Decoupling Producers and Consumers
When a web server has to send an email, the user shouldn't wait for the SMTP handshake. Instead, the server pushes a message onto a queue and returns immediately. A worker picks up the message later and sends the email. The web server is decoupled from the email service: either side can be slow, restarted, or replaced without breaking the other.
This pattern shows up everywhere: video encoding, billing, notifications, search indexing, analytics.
Pub/Sub
In a basic queue, each message goes to exactly one consumer. In publish/subscribe, a message goes to many subscribers. Publishers send to a topic. Subscribers register interest in topics. The broker routes each message to all current subscribers.

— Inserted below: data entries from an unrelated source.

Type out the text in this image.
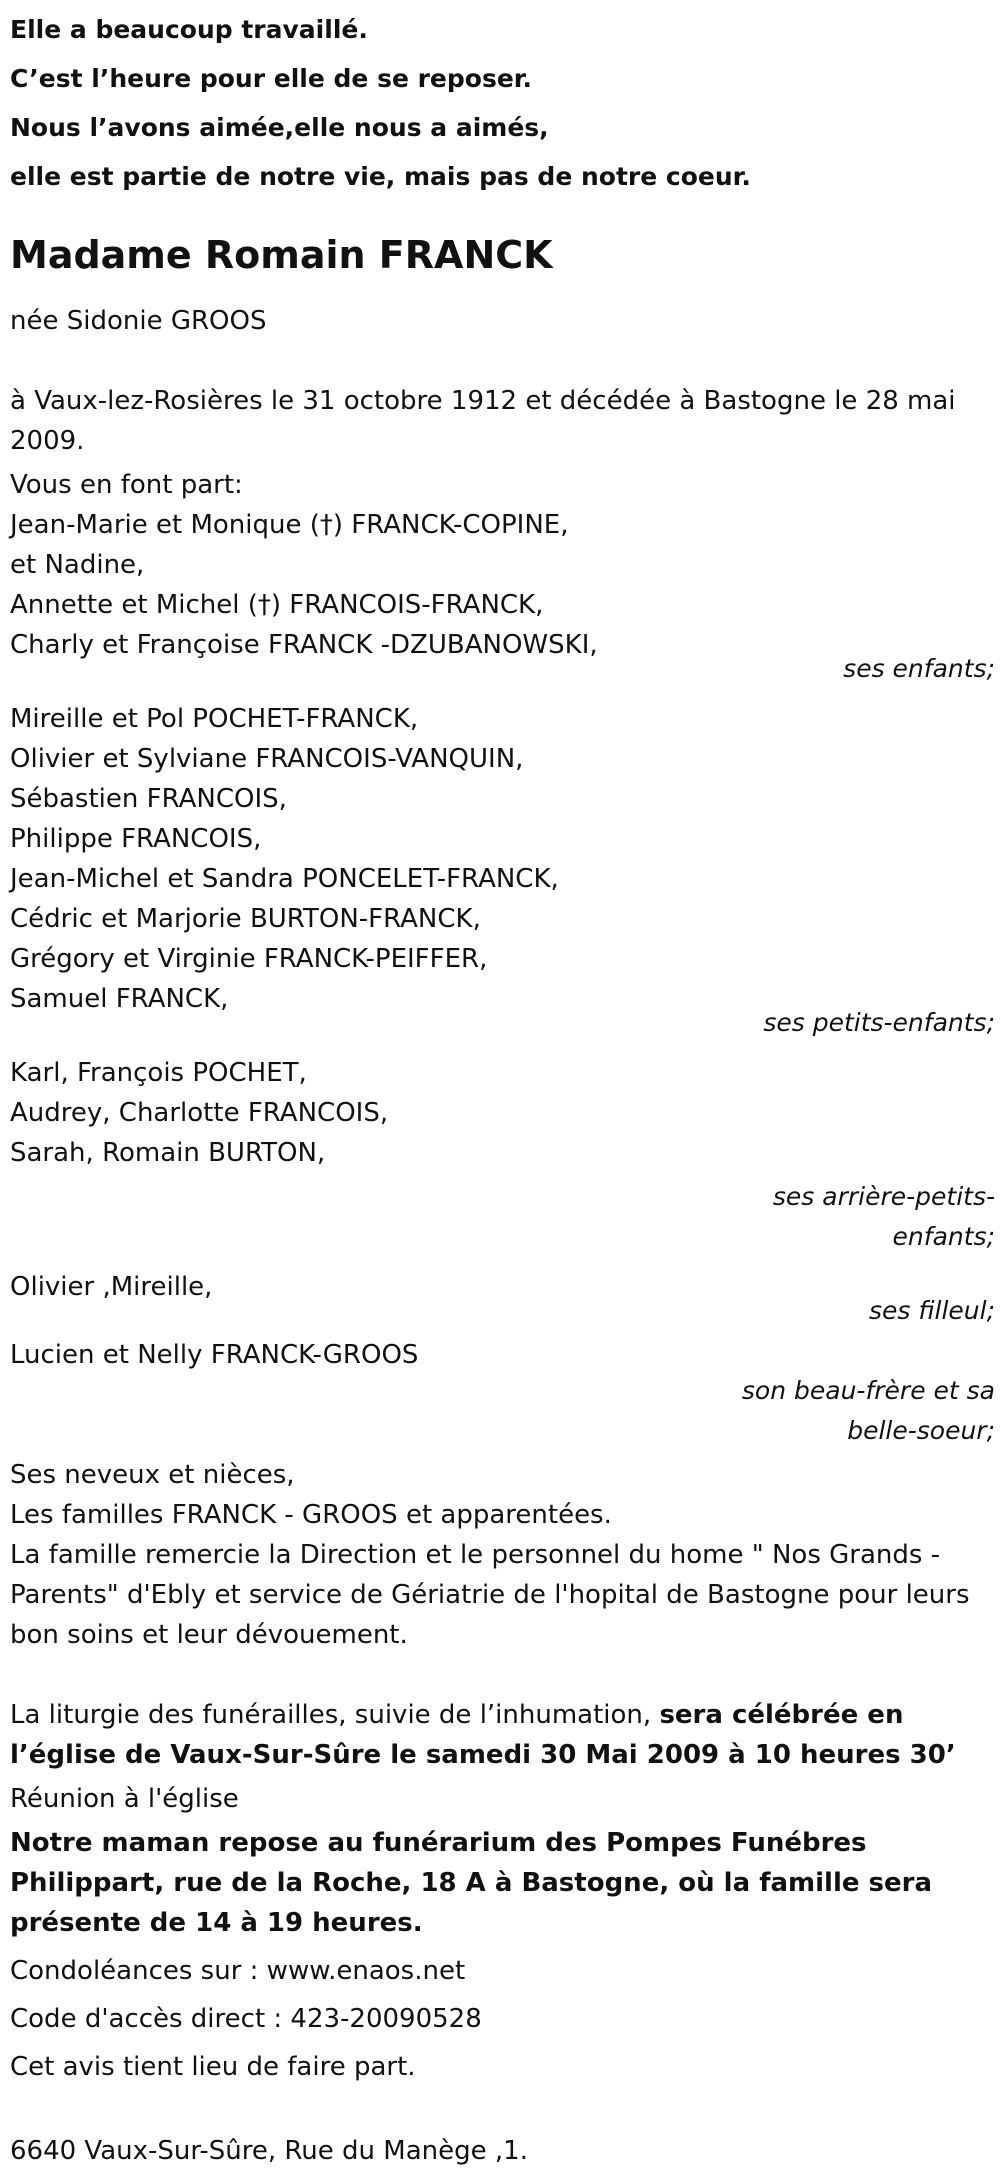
Elle a beaucoup travaillé.
C’est l’heure pour elle de se reposer.
Nous l’avons aimée,elle nous a aimés,
elle est partie de notre vie, mais pas de notre coeur.
Madame Romain FRANCK
née Sidonie GROOS
à Vaux-lez-Rosières le 31 octobre 1912 et décédée à Bastogne le 28 mai 2009.
Vous en font part:
Jean-Marie et Monique (†) FRANCK-COPINE,
et Nadine,
Annette et Michel (†) FRANCOIS-FRANCK,
Charly et Françoise FRANCK -DZUBANOWSKI,
ses enfants;
Mireille et Pol POCHET-FRANCK,
Olivier et Sylviane FRANCOIS-VANQUIN,
Sébastien FRANCOIS,
Philippe FRANCOIS,
Jean-Michel et Sandra PONCELET-FRANCK,
Cédric et Marjorie BURTON-FRANCK,
Grégory et Virginie FRANCK-PEIFFER,
Samuel FRANCK,
ses petits-enfants;
Karl, François POCHET,
Audrey, Charlotte FRANCOIS,
Sarah, Romain BURTON,
ses arrière-petits-enfants;
Olivier ,Mireille,
ses filleul;
Lucien et Nelly FRANCK-GROOS
son beau-frère et sa belle-soeur;
Ses neveux et nièces,
Les familles FRANCK - GROOS et apparentées.
La famille remercie la Direction et le personnel du home " Nos Grands - Parents" d'Ebly et service de Gériatrie de l'hopital de Bastogne pour leurs bon soins et leur dévouement.
La liturgie des funérailles, suivie de l’inhumation, sera célébrée en l’église de Vaux-Sur-Sûre le samedi 30 Mai 2009 à 10 heures 30’
Réunion à l'église
Notre maman repose au funérarium des Pompes Funébres Philippart, rue de la Roche, 18 A à Bastogne, où la famille sera présente de 14 à 19 heures.
Condoléances sur : www.enaos.net
Code d'accès direct : 423-20090528
Cet avis tient lieu de faire part.
6640 Vaux-Sur-Sûre, Rue du Manège ,1.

Pub/sub is how event-driven systems fan out updates. A new order can simultaneously update inventory, send a confirmation email, and feed analytics.
Ordering and Backpressure
Queues are usually FIFO within a single partition, so order is preserved. With multiple partitions or consumers, only per-key order is guaranteed. Choose a partition key that matches what you actually need ordered, like the user ID.
If producers outpace consumers, the queue grows. Backpressure mechanisms slow producers, drop low-priority messages, or alert operators before memory or disk runs out.
Delivery Guarantees
- At-most-once: fastest, but messages can be lost
- At-least-once: messages always arrive, but duplicates are possible. Consumers must be idempotent
- Exactly-once: messages arrive once and only once. Hard to implement and usually expensive
Most production systems aim for at-least-once with idempotent consumers.
Try It Yourself
- Extend the example so multiple consumers share the same queue. Show that each message is processed exactly once.
- Add a topic with two subscribers and verify both receive every message.
- Simulate a slow consumer and write code that drops the oldest message when the queue exceeds N items.